Making each day count

Parshot Behar-Behukotai.

Horse grazing 370 (photo credit: Israel Weiss (weisssi@bezeqint.net) http://artfram)
Horse grazing 370
(photo credit: Israel Weiss (weisssi@bezeqint.net) http://artfram)
‘You shall count for yourselves seven cycles of sabbatical years, seven years, seven times; there shall be forty-nine years... You shall sanctify the fiftieth year and proclaim freedom throughout the land for all of its inhabitants; it shall be the Jubilee year for you, you shall return each human being to his ancestral heritage...; You shall not sow, you shall not reap its aftergrowth and you shall not gather even what was already set aside – the year shall be holy to you’ (Leviticus 25: 8-13)
We are now in the period between the Festival of Matzot (Passover) and the Festival of Weeks (Shavuot). It may be viewed as one long festival connected by the counting of the Omer. The majority of our decisors are strict about the counting of the days: One may only recite the blessing for making the count if they keep a complete and accurate counting for all 49 days.
Why? Ought not each day stand on its own, independent of whether or not we remembered the correct count on previous days? Secondly, why do the Bible and our liturgy refer to the concluding festival of this period as the Festival of Weeks? Other festivals, like Passover or Succot, are named for a ritual which defines the festival, and not for the period leading up to the festival.
And thirdly, my teacher and mentor, Rabbi Joseph B.
Soloveitchik, would always repeat the count of the Omer in two versions, for example: “Today is the first day within the Omer [ba’omer],” followed by “Today is the first day toward the Omer [la’omer].” Why the repetition, and what is the difference between the two versions? To answer these questions, we must note the striking parallel between the Torah’s description of the days leading up to Shavuot and the years leading up to the Jubilee year.
“You shall count for yourselves – from the morrow of the Rest Day, from the day that you brought the Omer of the waving – seven Sabbath weeks, they shall be complete.
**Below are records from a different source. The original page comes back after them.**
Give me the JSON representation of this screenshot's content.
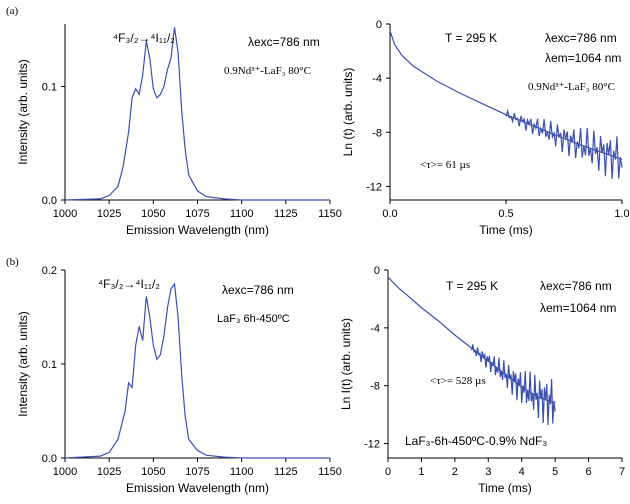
{
  "panel_labels": {
    "a": "(a)",
    "b": "(b)"
  },
  "colors": {
    "series": "#3a4fb0",
    "axis": "#000000"
  },
  "chart_data": [
    {
      "id": "a-em",
      "type": "line",
      "xlabel": "Emission Wavelength (nm)",
      "ylabel": "Intensity (arb. units)",
      "xlim": [
        1000,
        1150
      ],
      "ylim": [
        0,
        0.155
      ],
      "xticks": [
        1000,
        1025,
        1050,
        1075,
        1100,
        1125,
        1150
      ],
      "yticks": [
        0.0,
        0.1
      ],
      "ytick_labels": [
        "0.0",
        "0.1"
      ],
      "annotations": {
        "transition": "⁴F₃/₂→⁴I₁₁/₂",
        "exc": "λexc=786 nm",
        "sample": "0.9Nd³⁺-LaF₃ 80°C"
      },
      "series": [
        {
          "x": [
            1000,
            1020,
            1025,
            1030,
            1033,
            1036,
            1038,
            1040,
            1042,
            1044,
            1046,
            1048,
            1050,
            1052,
            1054,
            1056,
            1058,
            1060,
            1062,
            1064,
            1066,
            1068,
            1070,
            1075,
            1080,
            1090,
            1100,
            1150
          ],
          "y": [
            0.0,
            0.001,
            0.004,
            0.012,
            0.03,
            0.06,
            0.09,
            0.098,
            0.093,
            0.11,
            0.14,
            0.125,
            0.098,
            0.09,
            0.093,
            0.1,
            0.115,
            0.125,
            0.152,
            0.13,
            0.08,
            0.045,
            0.022,
            0.008,
            0.003,
            0.001,
            0.0,
            0.0
          ]
        }
      ]
    },
    {
      "id": "a-decay",
      "type": "line",
      "xlabel": "Time (ms)",
      "ylabel": "Ln (t) (arb. units)",
      "xlim": [
        0,
        1.0
      ],
      "ylim": [
        -13,
        0
      ],
      "xticks": [
        0.0,
        0.5,
        1.0
      ],
      "xtick_labels": [
        "0.0",
        "0.5",
        "1.0"
      ],
      "yticks": [
        0,
        -4,
        -8,
        -12
      ],
      "annotations": {
        "temp": "T = 295 K",
        "exc": "λexc=786 nm",
        "em": "λem=1064 nm",
        "sample": "0.9Nd³⁺-LaF₃ 80°C",
        "tau": "<τ>= 61 µs"
      },
      "series": [
        {
          "x": [
            0.0,
            0.02,
            0.05,
            0.1,
            0.2,
            0.3,
            0.4,
            0.5,
            0.6,
            0.7,
            0.8,
            0.9,
            1.0
          ],
          "y": [
            -0.5,
            -1.5,
            -2.3,
            -3.1,
            -4.2,
            -5.1,
            -5.9,
            -6.7,
            -7.4,
            -8.1,
            -8.8,
            -9.4,
            -10.0
          ]
        }
      ]
    },
    {
      "id": "b-em",
      "type": "line",
      "xlabel": "Emission Wavelength (nm)",
      "ylabel": "Intensity (arb. units)",
      "xlim": [
        1000,
        1150
      ],
      "ylim": [
        0,
        0.2
      ],
      "xticks": [
        1000,
        1025,
        1050,
        1075,
        1100,
        1125,
        1150
      ],
      "yticks": [
        0.0,
        0.1,
        0.2
      ],
      "ytick_labels": [
        "0.0",
        "0.1",
        "0.2"
      ],
      "annotations": {
        "transition": "⁴F₃/₂→⁴I₁₁/₂",
        "exc": "λexc=786 nm",
        "sample": "LaF₃ 6h-450ºC"
      },
      "series": [
        {
          "x": [
            1000,
            1020,
            1025,
            1030,
            1034,
            1036,
            1038,
            1040,
            1042,
            1044,
            1046,
            1048,
            1050,
            1052,
            1054,
            1056,
            1058,
            1060,
            1062,
            1064,
            1066,
            1068,
            1070,
            1075,
            1080,
            1090,
            1100,
            1150
          ],
          "y": [
            0.0,
            0.002,
            0.006,
            0.02,
            0.05,
            0.08,
            0.075,
            0.12,
            0.14,
            0.125,
            0.172,
            0.15,
            0.12,
            0.105,
            0.11,
            0.13,
            0.16,
            0.18,
            0.185,
            0.15,
            0.09,
            0.045,
            0.02,
            0.008,
            0.003,
            0.001,
            0.0,
            0.0
          ]
        }
      ]
    },
    {
      "id": "b-decay",
      "type": "line",
      "xlabel": "Time (ms)",
      "ylabel": "Ln I(t) (arb. units)",
      "xlim": [
        0,
        7
      ],
      "ylim": [
        -13,
        0
      ],
      "xticks": [
        0,
        1,
        2,
        3,
        4,
        5,
        6,
        7
      ],
      "yticks": [
        0,
        -4,
        -8,
        -12
      ],
      "annotations": {
        "temp": "T = 295 K",
        "exc": "λexc=786 nm",
        "em": "λem=1064 nm",
        "tau": "<τ>= 528 µs",
        "sample": "LaF₃-6h-450ºC-0.9% NdF₃"
      },
      "series": [
        {
          "x": [
            0.0,
            0.3,
            0.5,
            1.0,
            1.5,
            2.0,
            2.5,
            3.0,
            3.5,
            4.0,
            4.5,
            5.0
          ],
          "y": [
            -0.5,
            -1.2,
            -1.6,
            -2.6,
            -3.5,
            -4.5,
            -5.4,
            -6.3,
            -7.2,
            -8.1,
            -8.8,
            -9.2
          ]
        }
      ]
    }
  ]
}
On the morrow of the seventh week, you shall count 50 days, and you shall offer [on that 50th day] a new meal offering to the Lord.... From your dwelling places shall you bring bread that shall be waved, two loaves... leavened; first offerings to the Lord.... And you shall convoke on this self-same day [the 50th day] a Holy Convocation for yourselves; you shall do no laborious work... throughout all your habitations.” (Leviticus 23:15-17; 21) When you compare this passage regarding the days leading up to Shavuot with the passage that describes the years leading up to the Jubilee (in the introduction to this commentary), you see that in both instances you must count seven times seven units, leading up to the 50th, which is holy and on which work is forbidden.
The Jubilee is clearly a year of redemption, in which the fundamental freedom of every human being is honored and all inhabitants return to their ancestral homes. I would therefore submit that the 50th day – Shavuot, paralleling the 50th year, the Jubilee – must likewise signal freedom and redemption.
Although we were freed from Egyptian slavery on Passover, we were not yet truly free and certainly not yet redeemed; we had merely been thrust into an alien and arid desert without a homeland in which we could develop our own agriculture to sustain ourselves, and without borders to protect us. This is symbolized by matza – incomplete bread (the staff of life) – and by the Omer barley offering, the first of the grains to ripen in Israel and a food considered fit only for animals. We also had not yet received our constitution of responsible freedom, God’s revelation of the Torah at Sinai.
This true freedom had to wait seven weeks, for the wheat grain to ripen and for the bread offering to be brought at the Holy Temple in Jerusalem, Israel. Only then could we be considered free, redeemed, holy.
History shows that for freedom to be properly exercised and administered it must be deserved, and won with hard work. Man, the complex animal, must turn himself into human, created in the image of the Divine.
This requires time and intensive preparation. To move from the barley grain fit for animals to the bread meant for those but “little lower than God, crowned with glory and honor” (Psalms 8:5) requires the hard work of repentance, the return to the spark of the Divine within each of us.
Hence these seven weeks of counting (sefira) must be used for self-improvement to bring each of us closer to the sefirot-emanations (characteristics of the Divine). The preparation must be complete, because without it, freedom could lead to lawlessness and mass destruction (witness the French Revolution, the Russian Revolution, the Iranian Revolution).
Omer is a minimum amount of grain, a “sheaf,” of barley or wheat. By counting using the word “la’omer,” toward the Omer, we express our goal of proper and deserved freedom. By contrast, using the expression “ba’omer,” within the Omer, we emphasize the process of the period of preparation. One must understand the importance of the goal (la’omer) and properly utilize every single day of the period of preparation (ba’omer). Ultimately, making each day count is crucial; this is the preparation which will define the quality of the goal and which gives the festival its name, Shavuot.
Shabbat shalom The writer is the founder and chancellor of Ohr Torah Stone colleges and graduate programs and chief rabbi of Efrat.